该库是利用libsvm进行行为预测的案例库。 详细完整的介绍了数据从获取到featurs提取到最后的行为预测的完整过程。
- android手机
- R v3.3.1 && RStudio v0.99.902
- weak v3.9
- eclipse集成开发环境
- jdk1.8
- python2.6
- gp424win32
- 将svm文件夹拷贝到系统当前用户目录下如:C:\Users\ydcun-psjs
- 安装好python2.6后将python 目录添加到环境变量path中
- gp424win32解压出来来的gnuplot文件夹:如:D:\Program Files\gnuplot\bin\pgnuplot.exe
- 修改svm\libsvm\tools\grid.py 中 self.gnuplot_pathname = r'D:/Program Files/gnuplot/bin/pgnuplot.exe' 替换成自己的目录
- 将手机加速度传感器的加速度值进行三轴向量和运算(使得运动的时候行为与手机姿态没有关系)
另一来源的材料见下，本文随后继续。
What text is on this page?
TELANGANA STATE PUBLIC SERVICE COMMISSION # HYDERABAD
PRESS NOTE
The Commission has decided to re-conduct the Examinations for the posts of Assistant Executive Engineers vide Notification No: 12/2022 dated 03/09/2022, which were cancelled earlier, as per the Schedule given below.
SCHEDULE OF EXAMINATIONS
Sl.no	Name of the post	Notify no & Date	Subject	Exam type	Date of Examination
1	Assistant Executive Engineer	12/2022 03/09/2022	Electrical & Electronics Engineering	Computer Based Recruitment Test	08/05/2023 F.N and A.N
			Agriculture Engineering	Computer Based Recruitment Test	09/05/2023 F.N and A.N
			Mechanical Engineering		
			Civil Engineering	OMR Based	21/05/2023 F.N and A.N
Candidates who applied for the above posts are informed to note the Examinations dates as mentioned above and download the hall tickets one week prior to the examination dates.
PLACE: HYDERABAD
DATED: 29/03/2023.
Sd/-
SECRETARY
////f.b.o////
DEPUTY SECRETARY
- 采集的时候是用32HZ频率以4s为一个时间窗进行采集数据,每窗数据有128个加速度数据
- 训练需要的数据在csv文件中(com.ydcun.libsvm_action.accdata.csv文件中)
- 将csv文件导入到R中
accdata = read.csv(file="C:\Users\ydcun-psjs\Desktop\机器学习\accdata.csv") library(sqldf) accdata2 = sqldf("select act,position,t_min,t_max,t_mcr,t_sttdev,t_mean,t_rms,t_iqr,t_mad,t_variance from accdata where act='Walking' or act='Running'") write.csv(accdata2,file="C:\Users\ydcun-psjs\Desktop\机器学习\accdata2.csv");
- weka将accdata2.csv文件转换成arff文件
- 最小值 min
- 最大值 max
- 方差 variance 1/length*sum(xi-x)^2 (0 < i < length)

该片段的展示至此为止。